JarrentWu1031 / SC4D

[ECCV 2024] Official code for: SC4D: Sparse-Controlled Video-to-4D Generation and Motion Transfer
82 stars 2 forks source link

Multi-View Generation #3

Open sauradip opened 2 months ago

sauradip commented 2 months ago

Hi ,

Thanks for making the work public. I find that your code works only when there is global movements, when the movement is local then the control points dont optimize well.

For the input video below

https://github.com/user-attachments/assets/7a9f28fc-9780-4945-812a-a97339064612

I am getting this output

https://github.com/user-attachments/assets/3ce19bb4-eb7e-43d2-8d0e-cf2432f88140

with the control poitns as this

https://github.com/user-attachments/assets/97131df2-9798-486b-b27c-0aafbc1bee90

which means the local deformation is hard to model with sparse control points. Any idea how to solve this ?
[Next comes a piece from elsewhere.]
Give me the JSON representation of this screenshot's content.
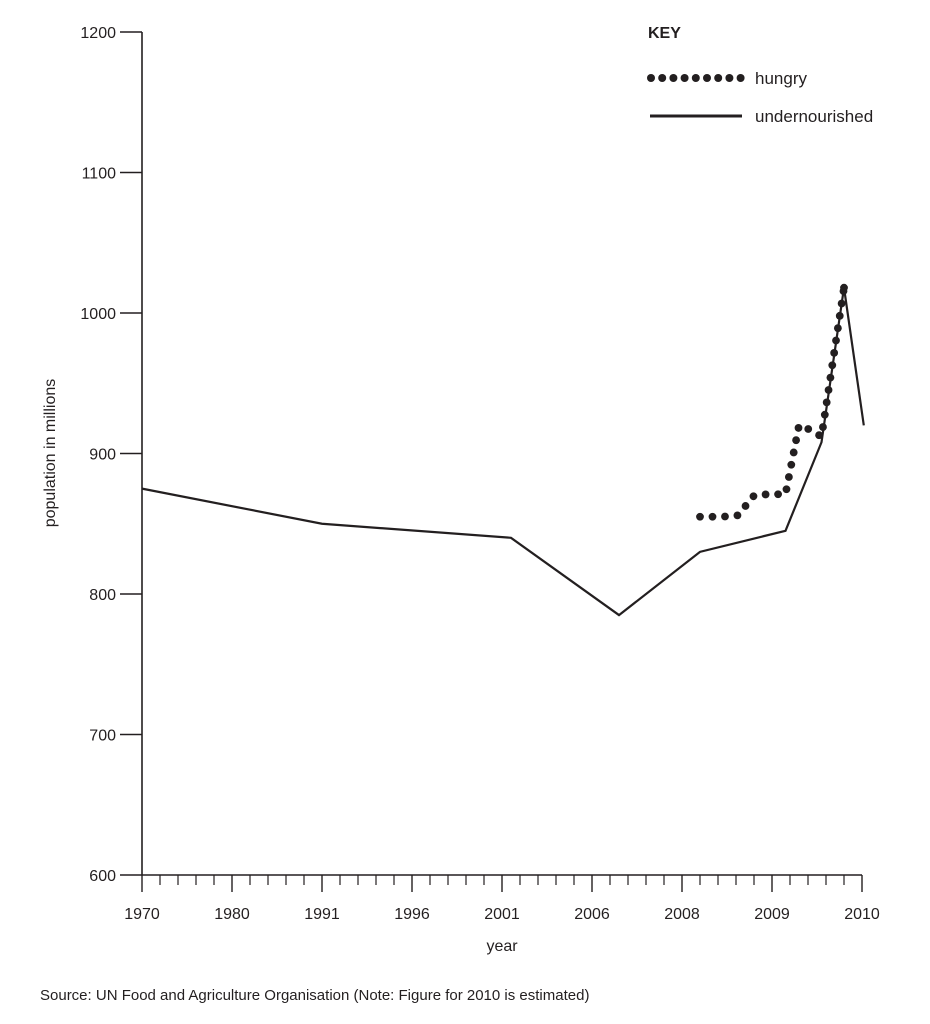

sauradip commented 2 months ago

Also i am getting very blurry results, i feel i need to increase the number of points, can you suggest what parameters in your code base can help me get better results

JarrentWu1031 commented 2 months ago

Hi ,

Thanks for making the work public. I find that your code works only when there is global movements, when the movement is local then the control points dont optimize well.

For the input video below

fan.mp4 I am getting this output

fan_0.mp4 with the control poitns as this

fan_cpts_0.mp4 which means the local deformation is hard to model with sparse control points. Any idea how to solve this ?
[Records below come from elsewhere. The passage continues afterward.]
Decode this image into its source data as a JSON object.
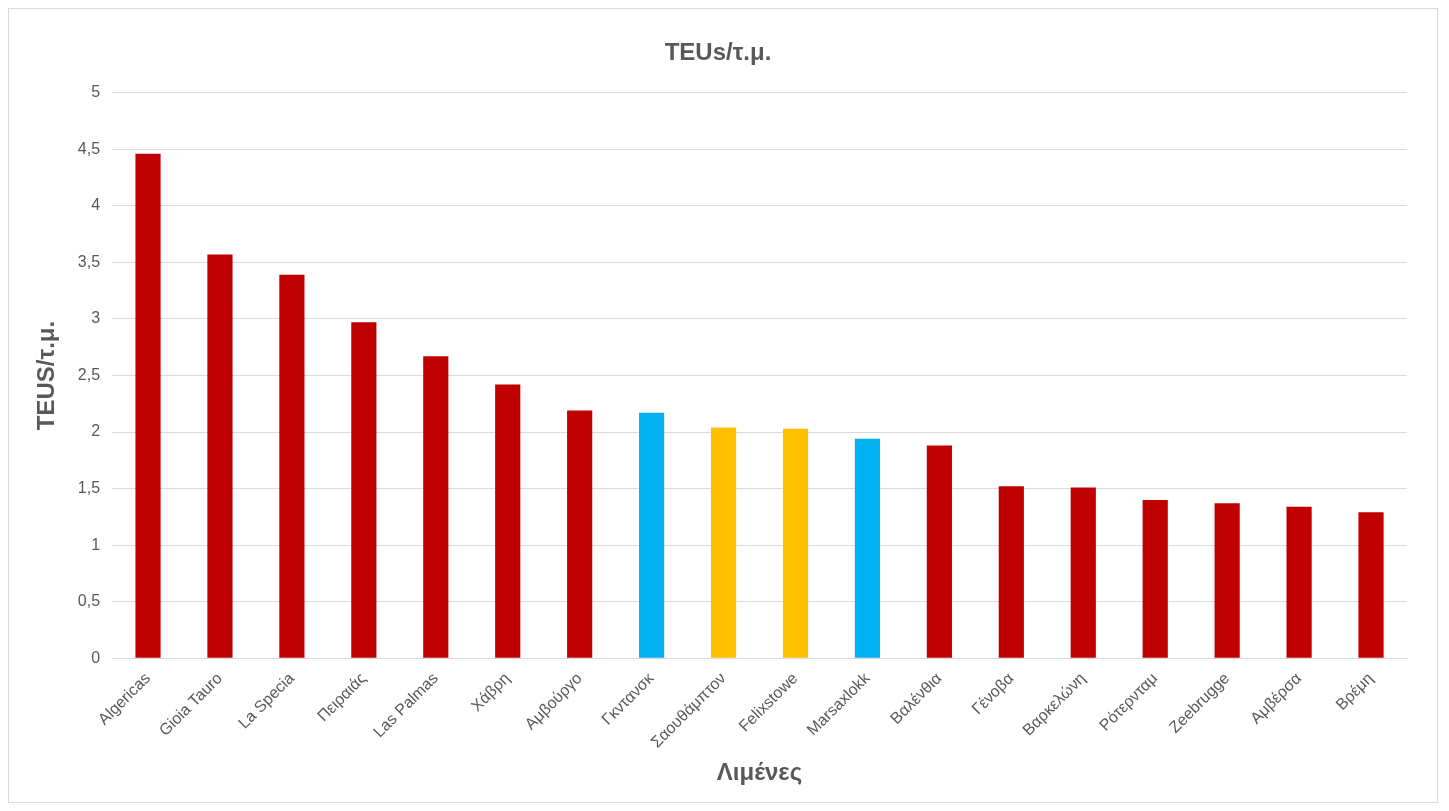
{
  "chart_data": {
    "type": "bar",
    "title": "TEUs/τ.μ.",
    "xlabel": "Λιμένες",
    "ylabel": "TEUS/τ.μ.",
    "categories": [
      "Algericas",
      "Gioia Tauro",
      "La Specia",
      "Πειραιάς",
      "Las Palmas",
      "Χάβρη",
      "Αμβούργο",
      "Γκντανσκ",
      "Σαουθάμπτον",
      "Felixstowe",
      "Marsaxlokk",
      "Βαλένθια",
      "Γένοβα",
      "Βαρκελώνη",
      "Ρότερνταμ",
      "Zeebrugge",
      "Αμβέρσα",
      "Βρέμη"
    ],
    "values": [
      4.46,
      3.57,
      3.39,
      2.97,
      2.67,
      2.42,
      2.19,
      2.17,
      2.04,
      2.03,
      1.94,
      1.88,
      1.52,
      1.51,
      1.4,
      1.37,
      1.34,
      1.29
    ],
    "colors": [
      "#c00000",
      "#c00000",
      "#c00000",
      "#c00000",
      "#c00000",
      "#c00000",
      "#c00000",
      "#00b0f0",
      "#ffc000",
      "#ffc000",
      "#00b0f0",
      "#c00000",
      "#c00000",
      "#c00000",
      "#c00000",
      "#c00000",
      "#c00000",
      "#c00000"
    ],
    "ylim": [
      0,
      5
    ],
    "yticks": [
      0,
      {
        "value": 0.5,
        "label": "0,5"
      },
      1,
      {
        "value": 1.5,
        "label": "1,5"
      },
      2,
      {
        "value": 2.5,
        "label": "2,5"
      },
      3,
      {
        "value": 3.5,
        "label": "3,5"
      },
      4,
      {
        "value": 4.5,
        "label": "4,5"
      },
      5
    ],
    "grid": "y",
    "legend": false
  }
}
Hi, I think there are two main reasons that cause the issues you mentioned. On the one hand, I believe the segmentation result in this example might be incorrect. It is likely that the entire fan has been segmented as a whole without removing the gaps between the blades. This would cause the gaps between the blades to gradually turn into white 3DGS during the optimization process. On the other hand, the performance of our method largely depends on the distillation source (Zero123 here), which might fail to produce reasonable novel views for instances like this. You can randomly select a frame of this video and check if Zero123 handles it well in novel view synthesis.
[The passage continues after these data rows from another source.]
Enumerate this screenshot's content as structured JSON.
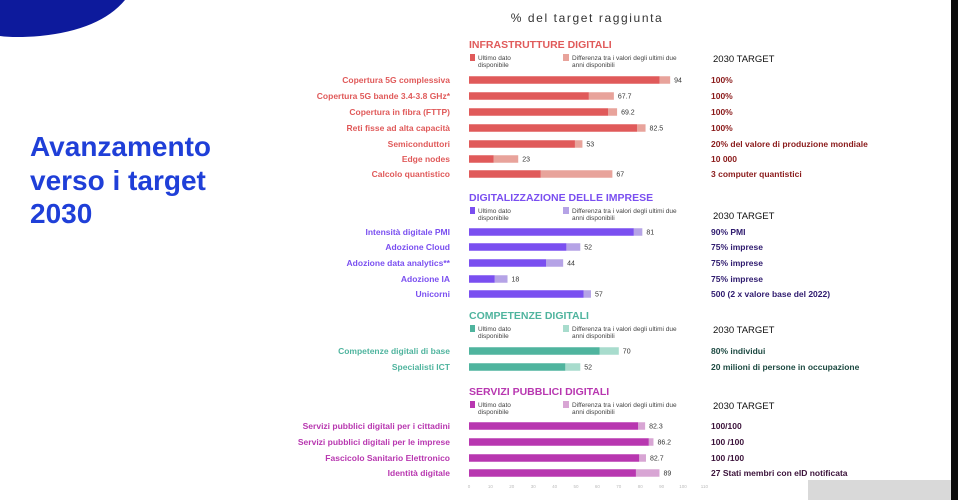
{
  "headline": [
    "Avanzamento",
    "verso i target",
    "2030"
  ],
  "chart_data": {
    "type": "bar",
    "orientation": "horizontal",
    "title": "% del target raggiunta",
    "xlim": [
      0,
      110
    ],
    "ticks": [
      0,
      10,
      20,
      30,
      40,
      50,
      60,
      70,
      80,
      90,
      100,
      110
    ],
    "legend": {
      "current": "Ultimo dato disponibile",
      "diff": "Differenza tra i valori degli ultimi due anni disponibili"
    },
    "target_header": "2030 TARGET",
    "sections": [
      {
        "title": "INFRASTRUTTURE DIGITALI",
        "color": "#e05a5a",
        "light": "#e8a39b",
        "target_color": "#8a1a1a",
        "items": [
          {
            "label": "Copertura 5G complessiva",
            "current": 89,
            "previous": 94,
            "value": "94",
            "target": "100%"
          },
          {
            "label": "Copertura 5G bande 3.4-3.8 GHz*",
            "current": 56,
            "previous": 67.7,
            "value": "67.7",
            "target": "100%"
          },
          {
            "label": "Copertura in fibra (FTTP)",
            "current": 65,
            "previous": 69.2,
            "value": "69.2",
            "target": "100%"
          },
          {
            "label": "Reti fisse ad alta capacità",
            "current": 78.5,
            "previous": 82.5,
            "value": "82.5",
            "target": "100%"
          },
          {
            "label": "Semiconduttori",
            "current": 49.5,
            "previous": 53,
            "value": "53",
            "target": "20% del valore di produzione mondiale"
          },
          {
            "label": "Edge nodes",
            "current": 11.5,
            "previous": 23,
            "value": "23",
            "target": "10 000"
          },
          {
            "label": "Calcolo quantistico",
            "current": 33.5,
            "previous": 67,
            "value": "67",
            "target": "3 computer quantistici"
          }
        ]
      },
      {
        "title": "DIGITALIZZAZIONE DELLE IMPRESE",
        "color": "#7a4ff0",
        "light": "#b5a3e6",
        "target_color": "#2e1a6e",
        "items": [
          {
            "label": "Intensità digitale PMI",
            "current": 77,
            "previous": 81,
            "value": "81",
            "target": "90% PMI"
          },
          {
            "label": "Adozione Cloud",
            "current": 45.5,
            "previous": 52,
            "value": "52",
            "target": "75% imprese"
          },
          {
            "label": "Adozione data analytics**",
            "current": 36,
            "previous": 44,
            "value": "44",
            "target": "75% imprese"
          },
          {
            "label": "Adozione IA",
            "current": 12,
            "previous": 18,
            "value": "18",
            "target": "75% imprese"
          },
          {
            "label": "Unicorni",
            "current": 53.5,
            "previous": 57,
            "value": "57",
            "target": "500 (2 x valore base del 2022)"
          }
        ]
      },
      {
        "title": "COMPETENZE DIGITALI",
        "color": "#4fb49e",
        "light": "#a8dccd",
        "target_color": "#1d4a42",
        "items": [
          {
            "label": "Competenze digitali di base",
            "current": 61,
            "previous": 70,
            "value": "70",
            "target": "80% individui"
          },
          {
            "label": "Specialisti ICT",
            "current": 45,
            "previous": 52,
            "value": "52",
            "target": "20 milioni di persone in occupazione"
          }
        ]
      },
      {
        "title": "SERVIZI PUBBLICI DIGITALI",
        "color": "#b837b0",
        "light": "#d8a5d4",
        "target_color": "#3b123a",
        "items": [
          {
            "label": "Servizi pubblici digitali per i cittadini",
            "current": 79,
            "previous": 82.3,
            "value": "82.3",
            "target": "100/100"
          },
          {
            "label": "Servizi pubblici digitali per le imprese",
            "current": 84,
            "previous": 86.2,
            "value": "86.2",
            "target": "100 /100"
          },
          {
            "label": "Fascicolo Sanitario Elettronico",
            "current": 79.5,
            "previous": 82.7,
            "value": "82.7",
            "target": "100 /100"
          },
          {
            "label": "Identità digitale",
            "current": 78,
            "previous": 89,
            "value": "89",
            "target": "27 Stati membri con eID notificata"
          }
        ]
      }
    ]
  }
}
To achieve better results in this example, I suggest you first check if the mask area in the segmentation result is correct. You might need a more powerful segmentor to handle certain examples, as this directly affects the areas where 3DGS and control points exist. Additionally, changing the distillation source might yield better results. However, I've previously tried multi-view generation networks like ImageDream, but their performance on the Consistent4D benchmark is not as good as Zero123xl.

JarrentWu1031 commented 2 months ago

Also i am getting very blurry results, i feel i need to increase the number of points, can you suggest what parameters in your code base can help me get better results

Is this the example you showed above? Or can you provide the blurry results so I can better figure out the cause of the blurriness.